Horse & Hound
Gene therapy used to treat tendons
RESEARCHERS working on treating tendon and ligament injuries with gene therapy say they have had encouraging results.
Scientists from the University of Nottingham have been working with academics from the Kazan Federal University and the Moscow State Academy of Veterinary Medicine and Biotechnology on injecting DNA into damaged areas.
Following a study concerning two horses, which was published last year, this further project involved 10 injured animals, “most” of whom returned to their previous level of work “within a very short time”.
Lead scientist Dr Albert Rizvanov said the treatment could have implications for other animals and humans, while vet Milomir Kovac added: “Our gene therapy worked within just a few weeks.
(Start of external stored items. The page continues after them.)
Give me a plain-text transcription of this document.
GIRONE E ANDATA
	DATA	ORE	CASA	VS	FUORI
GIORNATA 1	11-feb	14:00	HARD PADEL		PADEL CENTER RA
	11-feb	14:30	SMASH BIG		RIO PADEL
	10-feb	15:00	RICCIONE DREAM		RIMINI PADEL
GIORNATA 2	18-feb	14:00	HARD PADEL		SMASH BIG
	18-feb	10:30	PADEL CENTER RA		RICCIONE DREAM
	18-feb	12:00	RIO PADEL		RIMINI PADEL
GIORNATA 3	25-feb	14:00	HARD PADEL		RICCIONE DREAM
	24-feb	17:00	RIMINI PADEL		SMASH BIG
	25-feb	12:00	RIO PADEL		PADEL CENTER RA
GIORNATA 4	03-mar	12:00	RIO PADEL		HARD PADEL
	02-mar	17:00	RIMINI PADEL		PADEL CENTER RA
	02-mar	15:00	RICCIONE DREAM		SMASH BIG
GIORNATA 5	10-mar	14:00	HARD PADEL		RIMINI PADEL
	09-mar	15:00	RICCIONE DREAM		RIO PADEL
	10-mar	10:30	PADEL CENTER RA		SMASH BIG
Therefore it has a high rate of healing, a low chance of relapse and it works quickly — a significant medical discovery.”
Mark Bowen, CEO of the British Equine Veterinary Association, told H&H it is “always exciting” to see innovative technologies in development.
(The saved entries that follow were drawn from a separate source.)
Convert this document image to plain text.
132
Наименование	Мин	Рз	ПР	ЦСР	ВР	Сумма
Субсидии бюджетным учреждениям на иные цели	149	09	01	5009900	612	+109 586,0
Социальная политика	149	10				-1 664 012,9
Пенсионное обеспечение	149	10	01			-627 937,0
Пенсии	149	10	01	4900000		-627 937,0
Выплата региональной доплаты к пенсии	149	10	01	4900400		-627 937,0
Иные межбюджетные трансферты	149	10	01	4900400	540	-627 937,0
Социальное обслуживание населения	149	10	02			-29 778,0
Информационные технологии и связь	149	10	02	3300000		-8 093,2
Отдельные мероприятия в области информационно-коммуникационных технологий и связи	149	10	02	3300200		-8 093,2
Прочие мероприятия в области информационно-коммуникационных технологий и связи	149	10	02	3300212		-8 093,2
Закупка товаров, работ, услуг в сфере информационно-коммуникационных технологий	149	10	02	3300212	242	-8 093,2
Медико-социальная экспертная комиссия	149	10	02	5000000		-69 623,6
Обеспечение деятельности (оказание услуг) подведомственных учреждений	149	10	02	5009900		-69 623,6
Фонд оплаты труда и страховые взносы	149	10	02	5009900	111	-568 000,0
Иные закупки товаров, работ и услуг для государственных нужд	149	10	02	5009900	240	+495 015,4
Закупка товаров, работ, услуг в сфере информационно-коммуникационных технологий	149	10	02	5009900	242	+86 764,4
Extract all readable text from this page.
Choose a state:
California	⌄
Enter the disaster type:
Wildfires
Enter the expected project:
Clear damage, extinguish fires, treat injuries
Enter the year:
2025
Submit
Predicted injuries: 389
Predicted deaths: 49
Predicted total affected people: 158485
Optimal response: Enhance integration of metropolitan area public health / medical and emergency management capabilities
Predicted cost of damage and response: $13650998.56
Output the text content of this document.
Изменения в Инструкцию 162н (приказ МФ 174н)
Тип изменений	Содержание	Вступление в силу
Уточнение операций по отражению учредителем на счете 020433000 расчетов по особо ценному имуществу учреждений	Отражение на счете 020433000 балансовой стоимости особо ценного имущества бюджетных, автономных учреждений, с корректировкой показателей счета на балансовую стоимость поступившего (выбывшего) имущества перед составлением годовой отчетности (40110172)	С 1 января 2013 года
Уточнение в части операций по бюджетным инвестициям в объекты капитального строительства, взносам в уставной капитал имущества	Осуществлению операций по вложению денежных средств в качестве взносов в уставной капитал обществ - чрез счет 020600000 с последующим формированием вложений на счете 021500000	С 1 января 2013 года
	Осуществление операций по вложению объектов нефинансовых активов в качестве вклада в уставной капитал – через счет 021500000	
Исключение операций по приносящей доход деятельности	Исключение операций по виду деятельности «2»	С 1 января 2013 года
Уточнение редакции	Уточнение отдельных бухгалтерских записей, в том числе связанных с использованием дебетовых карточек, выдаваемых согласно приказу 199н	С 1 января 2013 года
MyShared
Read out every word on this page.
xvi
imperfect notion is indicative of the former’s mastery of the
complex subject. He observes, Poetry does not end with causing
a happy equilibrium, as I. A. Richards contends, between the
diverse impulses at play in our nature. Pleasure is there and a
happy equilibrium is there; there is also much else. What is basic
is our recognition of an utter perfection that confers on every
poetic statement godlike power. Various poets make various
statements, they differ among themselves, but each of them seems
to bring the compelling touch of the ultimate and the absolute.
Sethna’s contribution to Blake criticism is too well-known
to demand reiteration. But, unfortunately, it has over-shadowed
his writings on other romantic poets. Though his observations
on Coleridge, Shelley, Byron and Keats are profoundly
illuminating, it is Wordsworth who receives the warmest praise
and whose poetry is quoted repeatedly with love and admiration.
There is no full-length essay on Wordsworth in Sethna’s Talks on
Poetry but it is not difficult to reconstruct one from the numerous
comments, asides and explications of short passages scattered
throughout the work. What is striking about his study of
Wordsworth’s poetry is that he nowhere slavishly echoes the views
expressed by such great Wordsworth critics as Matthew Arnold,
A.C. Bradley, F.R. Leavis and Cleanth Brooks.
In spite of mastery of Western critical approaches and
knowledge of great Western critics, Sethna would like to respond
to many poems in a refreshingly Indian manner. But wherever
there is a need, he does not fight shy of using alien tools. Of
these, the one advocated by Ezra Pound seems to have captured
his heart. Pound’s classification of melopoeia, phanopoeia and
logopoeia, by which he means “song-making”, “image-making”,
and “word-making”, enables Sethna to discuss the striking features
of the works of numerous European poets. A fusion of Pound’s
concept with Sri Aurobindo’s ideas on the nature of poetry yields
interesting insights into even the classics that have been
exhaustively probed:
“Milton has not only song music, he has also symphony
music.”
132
“These early results look encouraging and interesting,” he said. “Tendon repair is, however, notoriously difficult to assess and significant reductions in longterm re-injury rates following return to full athletic function would be needed for this approach to gain credibility in the field.
“It should also be noted that equestrian sports may well apply significant restrictions to the use of gene therapy in competition horses”.